Archive | 18:09

If I Had My Own Reality TV Show…

30 Jan
How Clean Is Your House?

Image via Wikipedia

…as suggested by today’s WordPress prompt, I suspect it would be called The Loudest Family in Britain.   Or maybe Living With The Loudies.    Family Cries.  Loud And Loving It.  Threes Are Loud. 

The Tilly Bud family don’t talk; we yell.  How else can we force our opinions on each other?

Other options:

  • Maltesers & Mayhem
  • The Bachelor (when the Hub throws me out)
  • How Clean Is Your House?  Who Cares?
  • Trading Insults
  • Argumentation Argumentation
  • Stroppy And Loving It
  • Wife Swap (No!  Take Her For Free)
  • So You Think You Can Cook.  Hahahahahahaha!
  • Grumpy And The Big Tut
  • Meal Or No Meal
  • Who Wants To Marry My Dad (Now My Mum’s Thrown Him Out)? 
  • If No One’s Arguing, Everyone’s Dead

Knowing me as you now do, dear readers, I wonder if you can think of some more?

The Hub Is My Indispensable Technology

30 Jan

My first reaction to the latest WordPress prompt –What’s one piece of technology you can’t live without? – was, of course, The Internet; but then I thought about it.  Not deep thought, like, Where does it come from?  Why is it here?  Does it prove Intelligent Design?, but thought along the lines of, I can’t live without it; please don’t die on me again, Mr Internet (at the risk of sounding sexist, of course it’s male: hangs around the house annoying me and proving it knows everything – it’s the Hub in technological form).

My thought of the day led me to conclude that, actually, it’s the computer I can’t live without.  A world wide web isn’t much use if it doesn’t have a computer to be world wide on; and I need somewhere to store my Christmas shopping list.

But a computer is only as good as the moron who uses it, and I’m the moron for the job.  Remember the other day when I had a computer crisis and couldn’t do the thing?  You all sent me helpful tips that might as well have been in DOS for the trouble I had trying to follow your basic instructions.  Believe me when I say that I very much appreciated the proffered help, and to thank you I ate a box of Maltesers in the name of each of you; but I couldn’t fix the problem.  I knew I was going to have to ask the Hub for help, because that’s why I hang on to him; someone has to fix the computer. 

My need for it is such that I was prepared to brave his wrath the minute he got up (no point mentioning it before I had to and letting him have time to fester and think of good reasons why I shouldn’t be allowed anywhere near anything more technologically advanced than a pencil). 

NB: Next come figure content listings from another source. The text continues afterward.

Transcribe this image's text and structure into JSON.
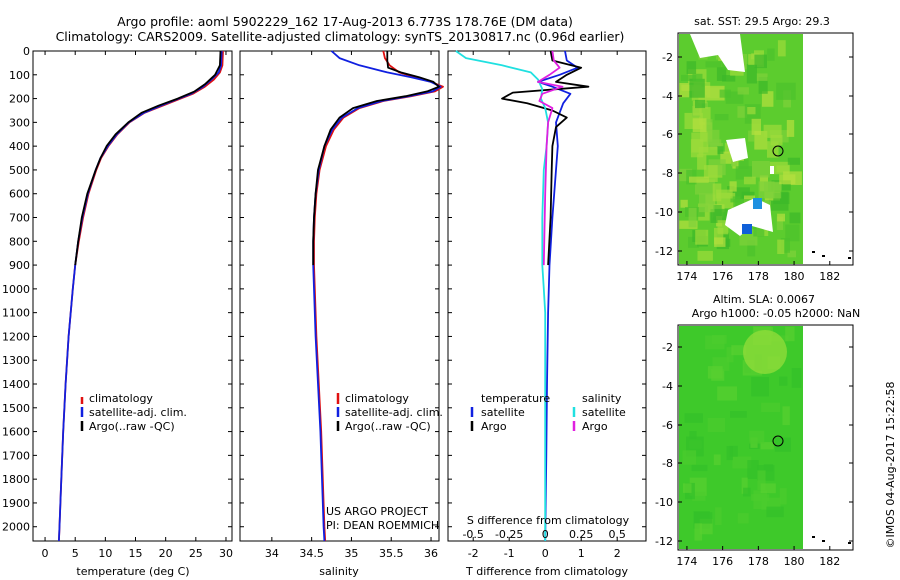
{
  "header": {
    "title_line1": "Argo profile: aoml 5902229_162 17-Aug-2013 6.773S 178.76E (DM data)",
    "title_line2": "Climatology: CARS2009. Satellite-adjusted climatology: synTS_20130817.nc (0.96d earlier)"
  },
  "colors": {
    "climatology": "#e01010",
    "satellite": "#1020e0",
    "argo": "#000000",
    "sal_satellite": "#20e0e0",
    "sal_argo": "#e020e0"
  },
  "chart_data": [
    {
      "type": "line",
      "id": "temperature",
      "xlabel": "temperature (deg C)",
      "xlim": [
        -2,
        31
      ],
      "xticks": [
        0,
        5,
        10,
        15,
        20,
        25,
        30
      ],
      "xtick_labels": [
        "0",
        "5",
        "10",
        "15",
        "20",
        "25",
        "30"
      ],
      "ylim": [
        0,
        2060
      ],
      "yticks": [
        0,
        100,
        200,
        300,
        400,
        500,
        600,
        700,
        800,
        900,
        1000,
        1100,
        1200,
        1300,
        1400,
        1500,
        1600,
        1700,
        1800,
        1900,
        2000
      ],
      "ytick_labels": [
        "0",
        "100",
        "200",
        "300",
        "400",
        "500",
        "600",
        "700",
        "800",
        "900",
        "1000",
        "1100",
        "1200",
        "1300",
        "1400",
        "1500",
        "1600",
        "1700",
        "1800",
        "1900",
        "2000"
      ],
      "legend": [
        "climatology",
        "satellite-adj. clim.",
        "Argo(..raw -QC)"
      ],
      "series": [
        {
          "name": "climatology",
          "color_key": "climatology",
          "depth": [
            0,
            60,
            90,
            120,
            150,
            180,
            200,
            230,
            260,
            300,
            350,
            400,
            450,
            500,
            600,
            700,
            800,
            900,
            1000,
            1200,
            1400,
            1600,
            1800,
            2000,
            2060
          ],
          "values": [
            29.5,
            29.4,
            29.0,
            28.0,
            26.5,
            24.5,
            22.5,
            19.5,
            16.5,
            14.0,
            12.0,
            10.5,
            9.3,
            8.5,
            7.2,
            6.3,
            5.6,
            5.0,
            4.6,
            3.9,
            3.4,
            3.0,
            2.7,
            2.4,
            2.3
          ]
        },
        {
          "name": "satellite-adj. clim.",
          "color_key": "satellite",
          "depth": [
            0,
            60,
            90,
            120,
            150,
            180,
            200,
            230,
            260,
            300,
            350,
            400,
            450,
            500,
            600,
            700,
            800,
            900,
            1000,
            1200,
            1400,
            1600,
            1800,
            2000,
            2060
          ],
          "values": [
            29.3,
            29.2,
            28.8,
            27.6,
            26.2,
            24.2,
            22.2,
            19.2,
            16.4,
            13.9,
            11.9,
            10.4,
            9.2,
            8.4,
            7.1,
            6.2,
            5.5,
            5.0,
            4.6,
            3.9,
            3.4,
            3.0,
            2.7,
            2.4,
            2.3
          ]
        },
        {
          "name": "Argo(..raw -QC)",
          "color_key": "argo",
          "depth": [
            0,
            60,
            100,
            140,
            170,
            200,
            230,
            260,
            300,
            350,
            400,
            450,
            500,
            600,
            700,
            800,
            900
          ],
          "values": [
            29.1,
            29.0,
            28.2,
            26.5,
            24.8,
            22.0,
            18.8,
            16.0,
            13.8,
            11.7,
            10.2,
            9.2,
            8.4,
            7.0,
            6.1,
            5.5,
            5.0
          ]
        }
      ]
    },
    {
      "type": "line",
      "id": "salinity",
      "xlabel": "salinity",
      "xlim": [
        33.6,
        36.1
      ],
      "xticks": [
        34,
        34.5,
        35,
        35.5,
        36
      ],
      "xtick_labels": [
        "34",
        "34.5",
        "35",
        "35.5",
        "36"
      ],
      "ylim": [
        0,
        2060
      ],
      "legend": [
        "climatology",
        "satellite-adj. clim.",
        "Argo(..raw -QC)"
      ],
      "annotation": [
        "US ARGO PROJECT",
        "PI: DEAN ROEMMICH"
      ],
      "series": [
        {
          "name": "climatology",
          "color_key": "climatology",
          "depth": [
            0,
            30,
            60,
            90,
            110,
            130,
            150,
            170,
            190,
            210,
            240,
            280,
            330,
            400,
            500,
            600,
            700,
            800,
            900,
            1000,
            1200,
            1400,
            1600,
            1800,
            2000,
            2060
          ],
          "values": [
            35.4,
            35.42,
            35.48,
            35.6,
            35.8,
            36.0,
            36.15,
            36.05,
            35.75,
            35.4,
            35.1,
            34.9,
            34.78,
            34.68,
            34.6,
            34.56,
            34.54,
            34.53,
            34.53,
            34.54,
            34.56,
            34.59,
            34.62,
            34.64,
            34.66,
            34.67
          ]
        },
        {
          "name": "satellite-adj. clim.",
          "color_key": "satellite",
          "depth": [
            0,
            30,
            60,
            90,
            110,
            130,
            150,
            170,
            190,
            210,
            240,
            280,
            330,
            400,
            500,
            600,
            700,
            800,
            900,
            1000,
            1200,
            1400,
            1600,
            1800,
            2000,
            2060
          ],
          "values": [
            34.75,
            34.85,
            35.1,
            35.45,
            35.75,
            36.0,
            36.12,
            36.02,
            35.72,
            35.38,
            35.08,
            34.88,
            34.76,
            34.66,
            34.59,
            34.55,
            34.53,
            34.52,
            34.52,
            34.53,
            34.55,
            34.58,
            34.61,
            34.63,
            34.65,
            34.66
          ]
        },
        {
          "name": "Argo(..raw -QC)",
          "color_key": "argo",
          "depth": [
            0,
            40,
            70,
            90,
            110,
            130,
            150,
            170,
            190,
            210,
            240,
            280,
            330,
            400,
            500,
            600,
            700,
            800,
            900
          ],
          "values": [
            35.45,
            35.45,
            35.46,
            35.62,
            35.85,
            36.03,
            36.1,
            35.95,
            35.68,
            35.32,
            35.02,
            34.85,
            34.74,
            34.66,
            34.58,
            34.55,
            34.53,
            34.52,
            34.52
          ]
        }
      ]
    },
    {
      "type": "line",
      "id": "differences",
      "xlabel": "T difference from climatology",
      "xlabel_top": "S difference from climatology",
      "xlim": [
        -2.7,
        2.8
      ],
      "xticks": [
        -2,
        -1,
        0,
        1,
        2
      ],
      "xtick_labels": [
        "-2",
        "-1",
        "0",
        "1",
        "2"
      ],
      "sticks_labels": [
        "-0.5",
        "-0.25",
        "0",
        "0.25",
        "0.5"
      ],
      "ylim": [
        0,
        2060
      ],
      "legend_temperature": [
        "temperature",
        "satellite",
        "Argo"
      ],
      "legend_salinity": [
        "salinity",
        "satellite",
        "Argo"
      ],
      "series": [
        {
          "name": "T satellite",
          "color_key": "satellite",
          "depth": [
            0,
            40,
            70,
            100,
            130,
            150,
            180,
            220,
            260,
            300,
            400,
            500,
            700,
            900,
            1100,
            1400,
            1700,
            2060
          ],
          "values": [
            0.55,
            0.6,
            0.9,
            0.4,
            -0.2,
            0.2,
            0.7,
            0.5,
            0.4,
            0.3,
            0.35,
            0.3,
            0.2,
            0.12,
            0.08,
            0.05,
            0.03,
            0.0
          ]
        },
        {
          "name": "T Argo",
          "color_key": "argo",
          "depth": [
            0,
            40,
            70,
            100,
            130,
            150,
            175,
            200,
            220,
            250,
            280,
            320,
            400,
            500,
            700,
            900
          ],
          "values": [
            0.15,
            0.2,
            1.0,
            0.6,
            0.3,
            1.2,
            -0.9,
            -1.2,
            -0.5,
            0.2,
            0.6,
            0.3,
            0.2,
            0.18,
            0.15,
            0.08
          ]
        },
        {
          "name": "S satellite",
          "color_key": "sal_satellite",
          "depth": [
            0,
            30,
            60,
            90,
            120,
            160,
            200,
            240,
            300,
            400,
            500,
            700,
            900,
            1000,
            1100,
            1200,
            1400,
            1600,
            1800,
            2060
          ],
          "values": [
            -0.62,
            -0.55,
            -0.3,
            -0.1,
            -0.05,
            -0.02,
            -0.03,
            0.0,
            0.02,
            0.01,
            -0.01,
            -0.02,
            -0.02,
            -0.01,
            0.0,
            0.0,
            0.0,
            0.0,
            0.0,
            0.0
          ]
        },
        {
          "name": "S Argo",
          "color_key": "sal_argo",
          "depth": [
            0,
            40,
            70,
            100,
            130,
            150,
            180,
            210,
            240,
            300,
            400,
            600,
            900
          ],
          "values": [
            0.05,
            0.06,
            0.1,
            0.03,
            -0.05,
            0.12,
            -0.02,
            -0.04,
            0.05,
            0.02,
            0.01,
            0.0,
            -0.01
          ]
        }
      ]
    }
  ],
  "maps": {
    "sst": {
      "title": "sat. SST: 29.5 Argo: 29.3",
      "xticks": [
        "174",
        "176",
        "178",
        "180",
        "182"
      ],
      "yticks": [
        "-2",
        "-4",
        "-6",
        "-8",
        "-10",
        "-12"
      ]
    },
    "sla": {
      "title_line1": "Altim. SLA: 0.0067",
      "title_line2": "Argo h1000: -0.05 h2000: NaN",
      "xticks": [
        "174",
        "176",
        "178",
        "180",
        "182"
      ],
      "yticks": [
        "-2",
        "-4",
        "-6",
        "-8",
        "-10",
        "-12"
      ]
    }
  },
  "footer": {
    "credit": "©IMOS 04-Aug-2017 15:22:58"
  }
}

And guess what?  That whole turn-it-off-and-turn-it-on-again joke isn’t a joke at all; it’s sound technological advice: I turned the pc on just before he came into the room in order to have the evidence to prove my sin, and it had fixed itself.  I wouldn’t have known this if I hadn’t had the Hub on hand to fix it because I would have left it switched off forever, so, technically, just by being there, the Hub fixed it for me.

Then there’s my backache.  It’s caused by the computer chair, which is really a post-modernist – i.e. streamlined i.e. works without electricity and therefore has no wires – recliner.  The Hub bought it off eBay, thinking it was a luxury computer chair.  When he got it home and realised his mistake, he added castors.  It has done us for ages but it is too low and I am short (though not as short as I ought to be, you may remember) and I have to sit on the edge and strain to reach the keyboard and I have dreadful posture so I’m a sort of Hunchback of Notre Stockport with an aching waist and a permanent bad mood (not the fault of the chair or even the Hub; just my default setting).

As soon as I make the Hub aware of my problem he will fix it: he will source a real computer chair; or requisition Spud’s which is our old one; or add blocks to the top of the castors to raise the chair; or do something ingenious and – more importantly – inexpensive to save my back and keep me blogging and thus accessing the internet.

You see: all technological roads lead to home.  I can’t do without the Hub if I want to use the internet.  He is my technological necessity.  Ouch.  That hurts.  The biter bit.  He is my date; oh, base.  I’d like to keep him peripheral but it’s a hard drive.  It bugs me so much I’ve become a cursor.  I need to access my memory and find a ram.  Marriage – what a gig.